I agree with you, 99% of the people work just to pay bills, but that doesn't make the other part false.

I'm a software engineer and love thinking about problems methodically. Every time I hear a someone saying that programmers are no longer required (even if I don't agree with that) if feels really bad, it's equivalent to saying that what I do best in life has no value anymore.

To put it on other words: I really like philosophy, but what value do they provide in modern world? Who pays for the work of a philosopher? I think people will start of thinking of programmers like that eventually.

poslathian · 2026-06-11T01:34:38 1781141678

I’m lucky to have more than my share of really exceptional programmers to hang out with and they all say the same thing: “I haven’t been writing code for months and don’t expect to again”

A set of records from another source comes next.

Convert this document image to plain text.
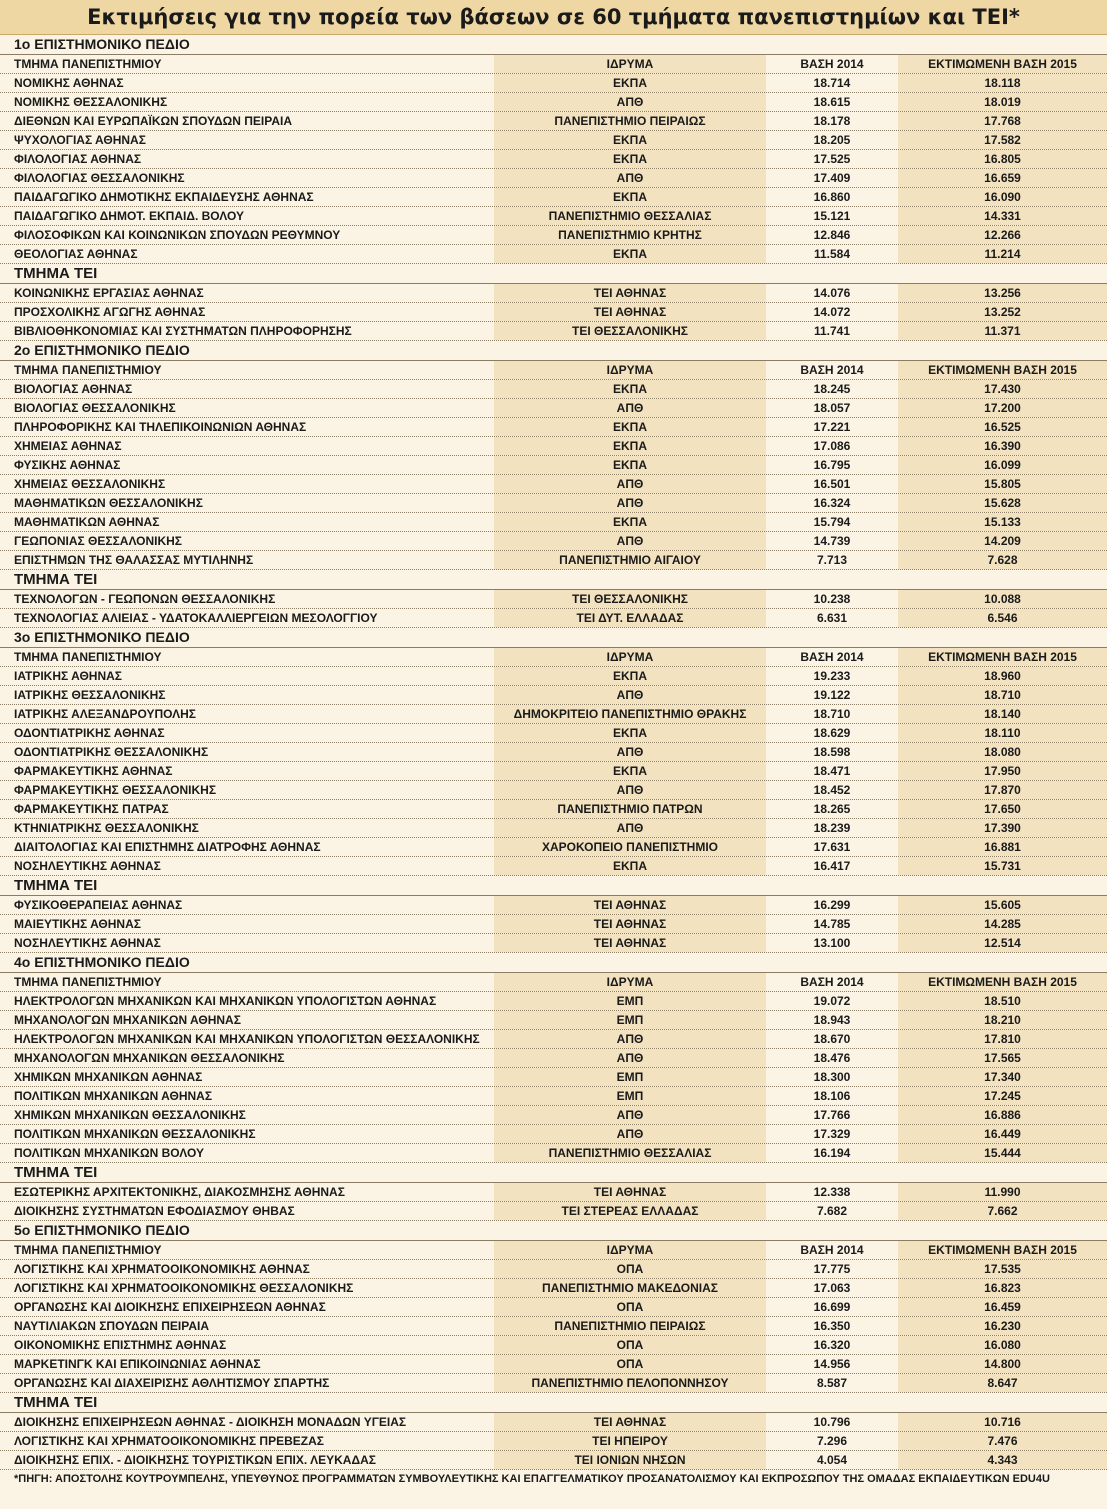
Εκτιμήσεις για την πορεία των βάσεων σε 60 τμήματα πανεπιστημίων και ΤΕΙ*
1ο ΕΠΙΣΤΗΜΟΝΙΚΟ ΠΕΔΙΟ
ΤΜΗΜΑ ΠΑΝΕΠΙΣΤΗΜΙΟΥ	ΙΔΡΥΜΑ	ΒΑΣΗ 2014	ΕΚΤΙΜΩΜΕΝΗ ΒΑΣΗ 2015
ΝΟΜΙΚΗΣ ΑΘΗΝΑΣ	ΕΚΠΑ	18.714	18.118
ΝΟΜΙΚΗΣ ΘΕΣΣΑΛΟΝΙΚΗΣ	ΑΠΘ	18.615	18.019
ΔΙΕΘΝΩΝ ΚΑΙ ΕΥΡΩΠΑΪΚΩΝ ΣΠΟΥΔΩΝ ΠΕΙΡΑΙΑ	ΠΑΝΕΠΙΣΤΗΜΙΟ ΠΕΙΡΑΙΩΣ	18.178	17.768
ΨΥΧΟΛΟΓΙΑΣ ΑΘΗΝΑΣ	ΕΚΠΑ	18.205	17.582
ΦΙΛΟΛΟΓΙΑΣ ΑΘΗΝΑΣ	ΕΚΠΑ	17.525	16.805
ΦΙΛΟΛΟΓΙΑΣ ΘΕΣΣΑΛΟΝΙΚΗΣ	ΑΠΘ	17.409	16.659
ΠΑΙΔΑΓΩΓΙΚΟ ΔΗΜΟΤΙΚΗΣ ΕΚΠΑΙΔΕΥΣΗΣ ΑΘΗΝΑΣ	ΕΚΠΑ	16.860	16.090
ΠΑΙΔΑΓΩΓΙΚΟ ΔΗΜΟΤ. ΕΚΠΑΙΔ. ΒΟΛΟΥ	ΠΑΝΕΠΙΣΤΗΜΙΟ ΘΕΣΣΑΛΙΑΣ	15.121	14.331
ΦΙΛΟΣΟΦΙΚΩΝ ΚΑΙ ΚΟΙΝΩΝΙΚΩΝ ΣΠΟΥΔΩΝ ΡΕΘΥΜΝΟΥ	ΠΑΝΕΠΙΣΤΗΜΙΟ ΚΡΗΤΗΣ	12.846	12.266
ΘΕΟΛΟΓΙΑΣ ΑΘΗΝΑΣ	ΕΚΠΑ	11.584	11.214
ΤΜΗΜΑ ΤΕΙ
ΚΟΙΝΩΝΙΚΗΣ ΕΡΓΑΣΙΑΣ ΑΘΗΝΑΣ	ΤΕΙ ΑΘΗΝΑΣ	14.076	13.256
ΠΡΟΣΧΟΛΙΚΗΣ ΑΓΩΓΗΣ ΑΘΗΝΑΣ	ΤΕΙ ΑΘΗΝΑΣ	14.072	13.252
ΒΙΒΛΙΟΘΗΚΟΝΟΜΙΑΣ ΚΑΙ ΣΥΣΤΗΜΑΤΩΝ ΠΛΗΡΟΦΟΡΗΣΗΣ	ΤΕΙ ΘΕΣΣΑΛΟΝΙΚΗΣ	11.741	11.371
2ο ΕΠΙΣΤΗΜΟΝΙΚΟ ΠΕΔΙΟ
ΤΜΗΜΑ ΠΑΝΕΠΙΣΤΗΜΙΟΥ	ΙΔΡΥΜΑ	ΒΑΣΗ 2014	ΕΚΤΙΜΩΜΕΝΗ ΒΑΣΗ 2015
ΒΙΟΛΟΓΙΑΣ ΑΘΗΝΑΣ	ΕΚΠΑ	18.245	17.430
ΒΙΟΛΟΓΙΑΣ ΘΕΣΣΑΛΟΝΙΚΗΣ	ΑΠΘ	18.057	17.200
ΠΛΗΡΟΦΟΡΙΚΗΣ ΚΑΙ ΤΗΛΕΠΙΚΟΙΝΩΝΙΩΝ ΑΘΗΝΑΣ	ΕΚΠΑ	17.221	16.525
ΧΗΜΕΙΑΣ ΑΘΗΝΑΣ	ΕΚΠΑ	17.086	16.390
ΦΥΣΙΚΗΣ ΑΘΗΝΑΣ	ΕΚΠΑ	16.795	16.099
ΧΗΜΕΙΑΣ ΘΕΣΣΑΛΟΝΙΚΗΣ	ΑΠΘ	16.501	15.805
ΜΑΘΗΜΑΤΙΚΩΝ ΘΕΣΣΑΛΟΝΙΚΗΣ	ΑΠΘ	16.324	15.628
ΜΑΘΗΜΑΤΙΚΩΝ ΑΘΗΝΑΣ	ΕΚΠΑ	15.794	15.133
ΓΕΩΠΟΝΙΑΣ ΘΕΣΣΑΛΟΝΙΚΗΣ	ΑΠΘ	14.739	14.209
ΕΠΙΣΤΗΜΩΝ ΤΗΣ ΘΑΛΑΣΣΑΣ ΜΥΤΙΛΗΝΗΣ	ΠΑΝΕΠΙΣΤΗΜΙΟ ΑΙΓΑΙΟΥ	7.713	7.628
ΤΜΗΜΑ ΤΕΙ
ΤΕΧΝΟΛΟΓΩΝ - ΓΕΩΠΟΝΩΝ ΘΕΣΣΑΛΟΝΙΚΗΣ	ΤΕΙ ΘΕΣΣΑΛΟΝΙΚΗΣ	10.238	10.088
ΤΕΧΝΟΛΟΓΙΑΣ ΑΛΙΕΙΑΣ - ΥΔΑΤΟΚΑΛΛΙΕΡΓΕΙΩΝ ΜΕΣΟΛΟΓΓΙΟΥ	ΤΕΙ ΔΥΤ. ΕΛΛΑΔΑΣ	6.631	6.546
3ο ΕΠΙΣΤΗΜΟΝΙΚΟ ΠΕΔΙΟ
ΤΜΗΜΑ ΠΑΝΕΠΙΣΤΗΜΙΟΥ	ΙΔΡΥΜΑ	ΒΑΣΗ 2014	ΕΚΤΙΜΩΜΕΝΗ ΒΑΣΗ 2015
ΙΑΤΡΙΚΗΣ ΑΘΗΝΑΣ	ΕΚΠΑ	19.233	18.960
ΙΑΤΡΙΚΗΣ ΘΕΣΣΑΛΟΝΙΚΗΣ	ΑΠΘ	19.122	18.710
ΙΑΤΡΙΚΗΣ ΑΛΕΞΑΝΔΡΟΥΠΟΛΗΣ	ΔΗΜΟΚΡΙΤΕΙΟ ΠΑΝΕΠΙΣΤΗΜΙΟ ΘΡΑΚΗΣ	18.710	18.140
ΟΔΟΝΤΙΑΤΡΙΚΗΣ ΑΘΗΝΑΣ	ΕΚΠΑ	18.629	18.110
ΟΔΟΝΤΙΑΤΡΙΚΗΣ ΘΕΣΣΑΛΟΝΙΚΗΣ	ΑΠΘ	18.598	18.080
ΦΑΡΜΑΚΕΥΤΙΚΗΣ ΑΘΗΝΑΣ	ΕΚΠΑ	18.471	17.950
ΦΑΡΜΑΚΕΥΤΙΚΗΣ ΘΕΣΣΑΛΟΝΙΚΗΣ	ΑΠΘ	18.452	17.870
ΦΑΡΜΑΚΕΥΤΙΚΗΣ ΠΑΤΡΑΣ	ΠΑΝΕΠΙΣΤΗΜΙΟ ΠΑΤΡΩΝ	18.265	17.650
ΚΤΗΝΙΑΤΡΙΚΗΣ ΘΕΣΣΑΛΟΝΙΚΗΣ	ΑΠΘ	18.239	17.390
ΔΙΑΙΤΟΛΟΓΙΑΣ ΚΑΙ ΕΠΙΣΤΗΜΗΣ ΔΙΑΤΡΟΦΗΣ ΑΘΗΝΑΣ	ΧΑΡΟΚΟΠΕΙΟ ΠΑΝΕΠΙΣΤΗΜΙΟ	17.631	16.881
ΝΟΣΗΛΕΥΤΙΚΗΣ ΑΘΗΝΑΣ	ΕΚΠΑ	16.417	15.731
ΤΜΗΜΑ ΤΕΙ
ΦΥΣΙΚΟΘΕΡΑΠΕΙΑΣ ΑΘΗΝΑΣ	ΤΕΙ ΑΘΗΝΑΣ	16.299	15.605
ΜΑΙΕΥΤΙΚΗΣ ΑΘΗΝΑΣ	ΤΕΙ ΑΘΗΝΑΣ	14.785	14.285
ΝΟΣΗΛΕΥΤΙΚΗΣ ΑΘΗΝΑΣ	ΤΕΙ ΑΘΗΝΑΣ	13.100	12.514
4ο ΕΠΙΣΤΗΜΟΝΙΚΟ ΠΕΔΙΟ
ΤΜΗΜΑ ΠΑΝΕΠΙΣΤΗΜΙΟΥ	ΙΔΡΥΜΑ	ΒΑΣΗ 2014	ΕΚΤΙΜΩΜΕΝΗ ΒΑΣΗ 2015
ΗΛΕΚΤΡΟΛΟΓΩΝ ΜΗΧΑΝΙΚΩΝ ΚΑΙ ΜΗΧΑΝΙΚΩΝ ΥΠΟΛΟΓΙΣΤΩΝ ΑΘΗΝΑΣ	ΕΜΠ	19.072	18.510
ΜΗΧΑΝΟΛΟΓΩΝ ΜΗΧΑΝΙΚΩΝ ΑΘΗΝΑΣ	ΕΜΠ	18.943	18.210
ΗΛΕΚΤΡΟΛΟΓΩΝ ΜΗΧΑΝΙΚΩΝ ΚΑΙ ΜΗΧΑΝΙΚΩΝ ΥΠΟΛΟΓΙΣΤΩΝ ΘΕΣΣΑΛΟΝΙΚΗΣ	ΑΠΘ	18.670	17.810
ΜΗΧΑΝΟΛΟΓΩΝ ΜΗΧΑΝΙΚΩΝ ΘΕΣΣΑΛΟΝΙΚΗΣ	ΑΠΘ	18.476	17.565
ΧΗΜΙΚΩΝ ΜΗΧΑΝΙΚΩΝ ΑΘΗΝΑΣ	ΕΜΠ	18.300	17.340
ΠΟΛΙΤΙΚΩΝ ΜΗΧΑΝΙΚΩΝ ΑΘΗΝΑΣ	ΕΜΠ	18.106	17.245
ΧΗΜΙΚΩΝ ΜΗΧΑΝΙΚΩΝ ΘΕΣΣΑΛΟΝΙΚΗΣ	ΑΠΘ	17.766	16.886
ΠΟΛΙΤΙΚΩΝ ΜΗΧΑΝΙΚΩΝ ΘΕΣΣΑΛΟΝΙΚΗΣ	ΑΠΘ	17.329	16.449
ΠΟΛΙΤΙΚΩΝ ΜΗΧΑΝΙΚΩΝ ΒΟΛΟΥ	ΠΑΝΕΠΙΣΤΗΜΙΟ ΘΕΣΣΑΛΙΑΣ	16.194	15.444
ΤΜΗΜΑ ΤΕΙ
ΕΣΩΤΕΡΙΚΗΣ ΑΡΧΙΤΕΚΤΟΝΙΚΗΣ, ΔΙΑΚΟΣΜΗΣΗΣ ΑΘΗΝΑΣ	ΤΕΙ ΑΘΗΝΑΣ	12.338	11.990
ΔΙΟΙΚΗΣΗΣ ΣΥΣΤΗΜΑΤΩΝ ΕΦΟΔΙΑΣΜΟΥ ΘΗΒΑΣ	ΤΕΙ ΣΤΕΡΕΑΣ ΕΛΛΑΔΑΣ	7.682	7.662
5ο ΕΠΙΣΤΗΜΟΝΙΚΟ ΠΕΔΙΟ
ΤΜΗΜΑ ΠΑΝΕΠΙΣΤΗΜΙΟΥ	ΙΔΡΥΜΑ	ΒΑΣΗ 2014	ΕΚΤΙΜΩΜΕΝΗ ΒΑΣΗ 2015
ΛΟΓΙΣΤΙΚΗΣ ΚΑΙ ΧΡΗΜΑΤΟΟΙΚΟΝΟΜΙΚΗΣ ΑΘΗΝΑΣ	ΟΠΑ	17.775	17.535
ΛΟΓΙΣΤΙΚΗΣ ΚΑΙ ΧΡΗΜΑΤΟΟΙΚΟΝΟΜΙΚΗΣ ΘΕΣΣΑΛΟΝΙΚΗΣ	ΠΑΝΕΠΙΣΤΗΜΙΟ ΜΑΚΕΔΟΝΙΑΣ	17.063	16.823
ΟΡΓΑΝΩΣΗΣ ΚΑΙ ΔΙΟΙΚΗΣΗΣ ΕΠΙΧΕΙΡΗΣΕΩΝ ΑΘΗΝΑΣ	ΟΠΑ	16.699	16.459
ΝΑΥΤΙΛΙΑΚΩΝ ΣΠΟΥΔΩΝ ΠΕΙΡΑΙΑ	ΠΑΝΕΠΙΣΤΗΜΙΟ ΠΕΙΡΑΙΩΣ	16.350	16.230
ΟΙΚΟΝΟΜΙΚΗΣ ΕΠΙΣΤΗΜΗΣ ΑΘΗΝΑΣ	ΟΠΑ	16.320	16.080
ΜΑΡΚΕΤΙΝΓΚ ΚΑΙ ΕΠΙΚΟΙΝΩΝΙΑΣ ΑΘΗΝΑΣ	ΟΠΑ	14.956	14.800
ΟΡΓΑΝΩΣΗΣ ΚΑΙ ΔΙΑΧΕΙΡΙΣΗΣ ΑΘΛΗΤΙΣΜΟΥ ΣΠΑΡΤΗΣ	ΠΑΝΕΠΙΣΤΗΜΙΟ ΠΕΛΟΠΟΝΝΗΣΟΥ	8.587	8.647
ΤΜΗΜΑ ΤΕΙ
ΔΙΟΙΚΗΣΗΣ ΕΠΙΧΕΙΡΗΣΕΩΝ ΑΘΗΝΑΣ - ΔΙΟΙΚΗΣΗ ΜΟΝΑΔΩΝ ΥΓΕΙΑΣ	ΤΕΙ ΑΘΗΝΑΣ	10.796	10.716
ΛΟΓΙΣΤΙΚΗΣ ΚΑΙ ΧΡΗΜΑΤΟΟΙΚΟΝΟΜΙΚΗΣ ΠΡΕΒΕΖΑΣ	ΤΕΙ ΗΠΕΙΡΟΥ	7.296	7.476
ΔΙΟΙΚΗΣΗΣ ΕΠΙΧ. - ΔΙΟΙΚΗΣΗΣ ΤΟΥΡΙΣΤΙΚΩΝ ΕΠΙΧ. ΛΕΥΚΑΔΑΣ	ΤΕΙ ΙΟΝΙΩΝ ΝΗΣΩΝ	4.054	4.343
*ΠΗΓΗ: ΑΠΟΣΤΟΛΗΣ ΚΟΥΤΡΟΥΜΠΕΛΗΣ, ΥΠΕΥΘΥΝΟΣ ΠΡΟΓΡΑΜΜΑΤΩΝ ΣΥΜΒΟΥΛΕΥΤΙΚΗΣ ΚΑΙ ΕΠΑΓΓΕΛΜΑΤΙΚΟΥ ΠΡΟΣΑΝΑΤΟΛΙΣΜΟΥ ΚΑΙ ΕΚΠΡΟΣΩΠΟΥ ΤΗΣ ΟΜΑΔΑΣ ΕΚΠΑΙΔΕΥΤΙΚΩΝ EDU4U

This is a way different sentiment than “programmers aren’t needed anymore” - I’m just seeing ambition, motivation, and fun go up in lockstep.

I first heard this in November and slowly one by one it’s everyone whose opinion I respect.

FWIW the other popular topic is how abysmally stupid and limited these amazing tools continue to be, despite also being magic.

Oh and that none of us have gotten token maxxing to succeed, despite lots of trying.

besterman23 · 2026-06-10T23:27:39 1781134059

You’re arguing to a subset of people who have made work their entire life and have retroactively justified their sacrifices with thoughts such as high compensation means what I do is socially valuable. However, at the same time they work at Meta or something making internal tools to make product developers 5% more efficient at tweaking the addiction algorithm to gain 0.2% more screen-time per user.

thepasch · 2026-06-10T07:47:00 1781077620

> Yeah I think there are ways to know, ways involving less dependence on a LLM.

This kills the entire value prop of using LLMs as research accelerators, though.

thepasch · 2026-06-09T19:28:54 1781033334

What it feels like to work with Fable:

> Switched to Opus 4.8: Fable 5 has safety measures that flag messages on most cybersecurity or biology topics. They may flag safe, normal content as well. These measures let us bring you Mythos-level capability in other areas sooner, and we're working to refine them. Send feedback or learn more.

matheusmoreira · 2026-06-09T21:41:18 1781041278

Same experience here. The parts of my project that actually could have benefited from Fable's code review got this instead.

thepasch · 2026-06-09T19:03:27 1781031807

Yeesh. Anthropic's paranoia about China is starting to get pathological.